De belangrijkste verklaring voor de lagere baten zijn de gemiste parkeeropbrengsten als gevolg van de coronamaatregelen (ruim 7 miljoen euro). Door het Rijk is een compensatie beschikbaar gesteld van 5,551 miljoen euro voor de gederfde inkomsten.
Het voordelig saldo op de lasten wordt onder andere veroorzaakt doordat:
- Projecten zijn afgesloten met een voordelig resultaat op gemeentelijke middelen van 0,8 miljoen euro miljoen euro.
- De officiële beëindiging van het project Uithoflijn levert een voorlopig voordeel op van 1,9 miljoen euro.
- Projecten zijn vertraagd en er zijn interne verrekeningen waardoor er in 2020 per saldo 4,4 minder is uitgegeven op projecten Bereikbaarheid en Luchtkwaliteit. Deze kosten schuiven door naar 2021.

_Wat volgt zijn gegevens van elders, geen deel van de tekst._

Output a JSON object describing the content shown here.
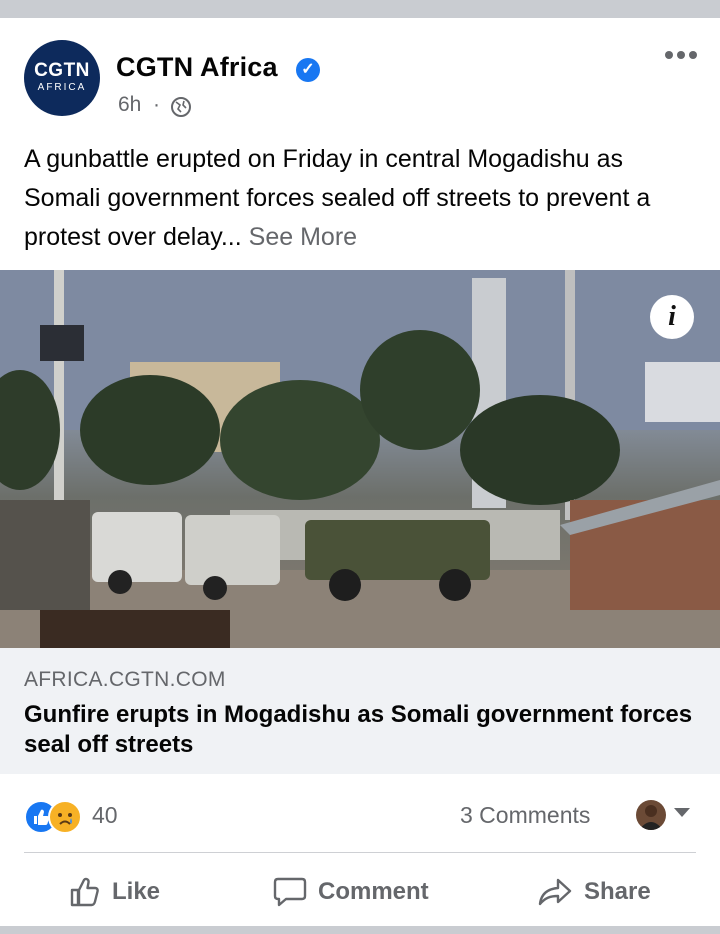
{
  "post": {
    "page_name": "CGTN Africa",
    "avatar_text_top": "CGTN",
    "avatar_text_bottom": "AFRICA",
    "time": "6h",
    "separator": "·",
    "text": "A gunbattle erupted on Friday in central Mogadishu as Somali government forces sealed off streets to prevent a protest over delay...",
    "see_more": "See More",
    "more_icon": "more-horizontal-icon",
    "privacy_icon": "globe-icon",
    "verified_icon": "verified-badge-icon",
    "info_label": "i"
  },
  "link": {
    "domain": "AFRICA.CGTN.COM",
    "headline": "Gunfire erupts in Mogadishu as Somali government forces seal off streets"
  },
  "engagement": {
    "reaction_count": "40",
    "comments": "3 Comments"
  },
  "actions": {
    "like": "Like",
    "comment": "Comment",
    "share": "Share"
  },
  "colors": {
    "brand_blue": "#1877f2",
    "secondary_text": "#65676b",
    "link_bg": "#f0f2f5"
  }
}
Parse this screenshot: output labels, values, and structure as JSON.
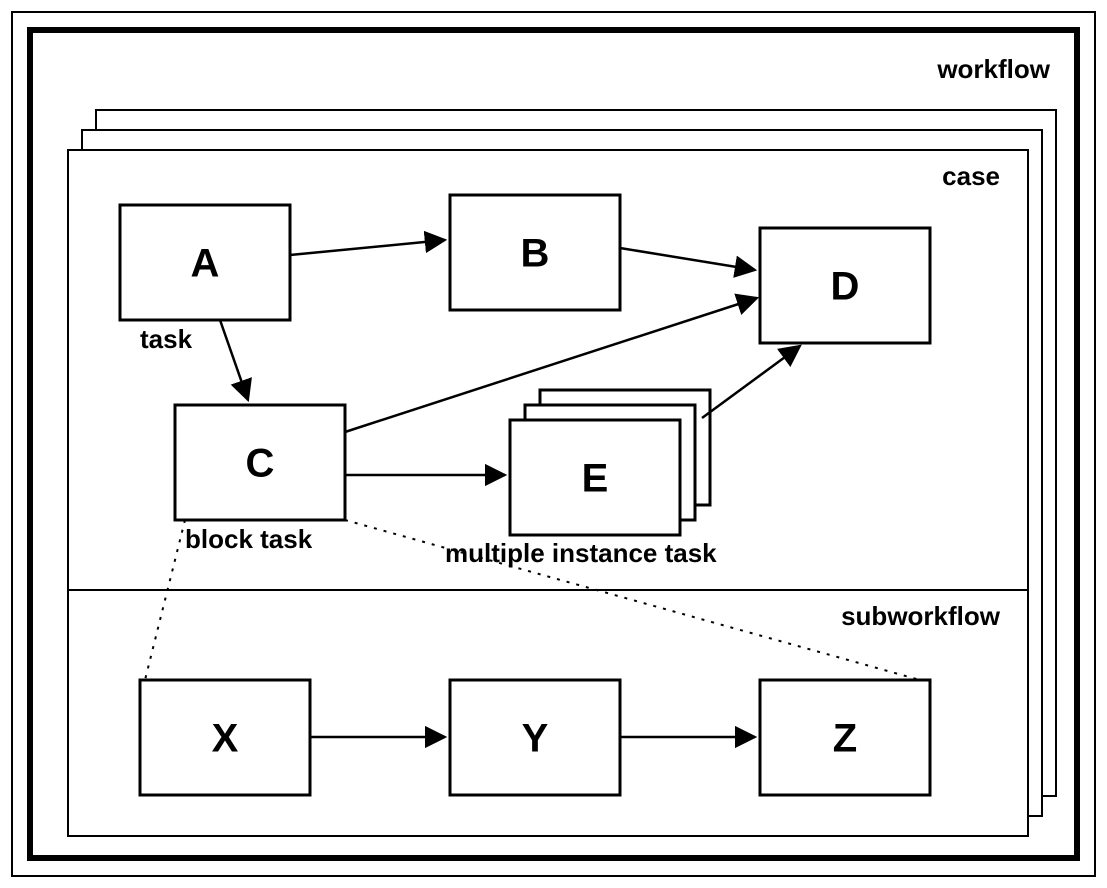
{
  "labels": {
    "workflow": "workflow",
    "case": "case",
    "subworkflow": "subworkflow",
    "task": "task",
    "block_task": "block task",
    "multi_instance_task": "multiple instance task"
  },
  "nodes": {
    "A": "A",
    "B": "B",
    "C": "C",
    "D": "D",
    "E": "E",
    "X": "X",
    "Y": "Y",
    "Z": "Z"
  },
  "diagram": {
    "edges_solid": [
      [
        "A",
        "B"
      ],
      [
        "A",
        "C"
      ],
      [
        "B",
        "D"
      ],
      [
        "C",
        "D"
      ],
      [
        "C",
        "E"
      ],
      [
        "E",
        "D"
      ],
      [
        "X",
        "Y"
      ],
      [
        "Y",
        "Z"
      ]
    ],
    "edges_dotted": [
      [
        "C",
        "X"
      ],
      [
        "C",
        "Z"
      ]
    ],
    "stacks": [
      "case",
      "E"
    ]
  }
}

- Hogere lasten als gevolg van de coronamaatregelen voor de inrichting openbare ruimte (1,7 miljoen euro).
- Lagere lasten (1,5 miljoen euro) bij auto- en fietsparkeren onder andere door latere oplevering P&R Berlijnplein en definitieve oplevering parkeergarage Croeselaan, de fietsenstalling House Modernes in 2020 nog niet is open gegaan en de verhuizing van het fietsdepot is uitgesteld.
Openbare Ruimte en Groen
Het programma Openbare Ruimte en Groen heeft een nadelig totaalsaldo op de baten en de lasten van 0,730 miljoen euro:
- 1,837 miljoen euro voordeel hogere baten
- 2,567 miljoen euro nadeel hogere lasten
De belangrijkste oorzaken van 1,837 miljoen euro voordeel hogere baten zijn:
- 1,413 miljoen euro eenmalig voordeel ontvangen in december 2020 als gevolg van de afwikkeling van een gewonnen rechtszaak met betrekking tot een langlopende verzekeringskwestie.
- 1,389 miljoen euro voordeel afrekeningen Rioolheffingen voorgaande jaren.

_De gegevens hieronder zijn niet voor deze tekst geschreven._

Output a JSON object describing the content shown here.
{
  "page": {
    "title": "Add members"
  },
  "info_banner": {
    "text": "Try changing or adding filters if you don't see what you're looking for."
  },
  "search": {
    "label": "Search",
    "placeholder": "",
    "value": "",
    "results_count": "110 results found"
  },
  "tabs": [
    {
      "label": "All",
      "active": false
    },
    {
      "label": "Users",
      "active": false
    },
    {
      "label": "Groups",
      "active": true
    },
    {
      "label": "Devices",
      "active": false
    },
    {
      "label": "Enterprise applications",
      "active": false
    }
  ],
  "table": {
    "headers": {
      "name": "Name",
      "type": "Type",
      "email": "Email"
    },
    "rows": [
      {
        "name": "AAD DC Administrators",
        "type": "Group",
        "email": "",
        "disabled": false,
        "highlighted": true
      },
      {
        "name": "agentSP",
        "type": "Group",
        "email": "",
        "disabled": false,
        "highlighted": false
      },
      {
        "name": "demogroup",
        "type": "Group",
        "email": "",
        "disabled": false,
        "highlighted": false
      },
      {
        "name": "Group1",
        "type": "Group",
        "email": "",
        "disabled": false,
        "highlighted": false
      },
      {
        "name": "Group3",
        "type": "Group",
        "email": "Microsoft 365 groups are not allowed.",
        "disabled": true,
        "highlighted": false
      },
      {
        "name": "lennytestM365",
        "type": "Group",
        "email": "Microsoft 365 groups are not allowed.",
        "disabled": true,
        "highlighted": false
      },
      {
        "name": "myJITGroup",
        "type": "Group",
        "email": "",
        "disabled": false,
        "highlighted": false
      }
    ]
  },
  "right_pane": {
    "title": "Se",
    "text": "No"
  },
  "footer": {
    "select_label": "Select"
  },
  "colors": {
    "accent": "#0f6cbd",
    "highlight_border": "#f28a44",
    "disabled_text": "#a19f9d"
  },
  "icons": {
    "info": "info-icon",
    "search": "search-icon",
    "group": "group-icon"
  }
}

- 0,800 miljoen euro eenmalig voordeel doordat in 2020 meer aan 'talonwerkzaamheden' is gefactureerd aan nutsbedrijven. Tegenover deze hogere baten staat 0,8 miljoen euro als nadeel bij de lasten.

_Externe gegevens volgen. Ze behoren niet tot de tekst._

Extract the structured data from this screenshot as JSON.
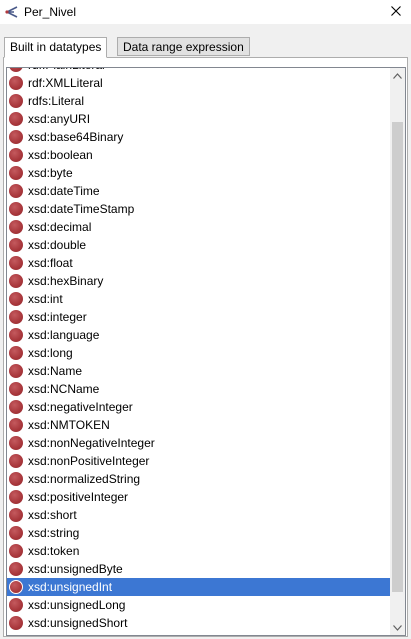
{
  "window": {
    "title": "Per_Nivel"
  },
  "tabs": [
    {
      "label": "Built in datatypes",
      "active": true
    },
    {
      "label": "Data range expression",
      "active": false
    }
  ],
  "icons": {
    "app": "protege-icon",
    "close": "close-icon",
    "item": "datatype-icon"
  },
  "colors": {
    "selection": "#3c77d3",
    "item_icon": "#a8363b"
  },
  "datatypes": [
    {
      "label": "rdf:PlainLiteral"
    },
    {
      "label": "rdf:XMLLiteral"
    },
    {
      "label": "rdfs:Literal"
    },
    {
      "label": "xsd:anyURI"
    },
    {
      "label": "xsd:base64Binary"
    },
    {
      "label": "xsd:boolean"
    },
    {
      "label": "xsd:byte"
    },
    {
      "label": "xsd:dateTime"
    },
    {
      "label": "xsd:dateTimeStamp"
    },
    {
      "label": "xsd:decimal"
    },
    {
      "label": "xsd:double"
    },
    {
      "label": "xsd:float"
    },
    {
      "label": "xsd:hexBinary"
    },
    {
      "label": "xsd:int"
    },
    {
      "label": "xsd:integer"
    },
    {
      "label": "xsd:language"
    },
    {
      "label": "xsd:long"
    },
    {
      "label": "xsd:Name"
    },
    {
      "label": "xsd:NCName"
    },
    {
      "label": "xsd:negativeInteger"
    },
    {
      "label": "xsd:NMTOKEN"
    },
    {
      "label": "xsd:nonNegativeInteger"
    },
    {
      "label": "xsd:nonPositiveInteger"
    },
    {
      "label": "xsd:normalizedString"
    },
    {
      "label": "xsd:positiveInteger"
    },
    {
      "label": "xsd:short"
    },
    {
      "label": "xsd:string"
    },
    {
      "label": "xsd:token"
    },
    {
      "label": "xsd:unsignedByte"
    },
    {
      "label": "xsd:unsignedInt",
      "selected": true
    },
    {
      "label": "xsd:unsignedLong"
    },
    {
      "label": "xsd:unsignedShort"
    }
  ]
}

- 0,626 miljoen euro lagere baten door minder leges en huuropbrengsten door de coronapandemie voor onder andere evenementen, standplaatsen, verkeersontheffingen en kabels en leidingen.
- 0,600 euro miljoen lagere baten door de getroffen coronamaatregelen: de coulanceregeling voor de ondernemers inzake het bedrijfsafval en de inkomstenderving uit de opbrengsten vanuit de haven- en markttarieven.
- 0,539 miljoen euro nadeel saldo diverse.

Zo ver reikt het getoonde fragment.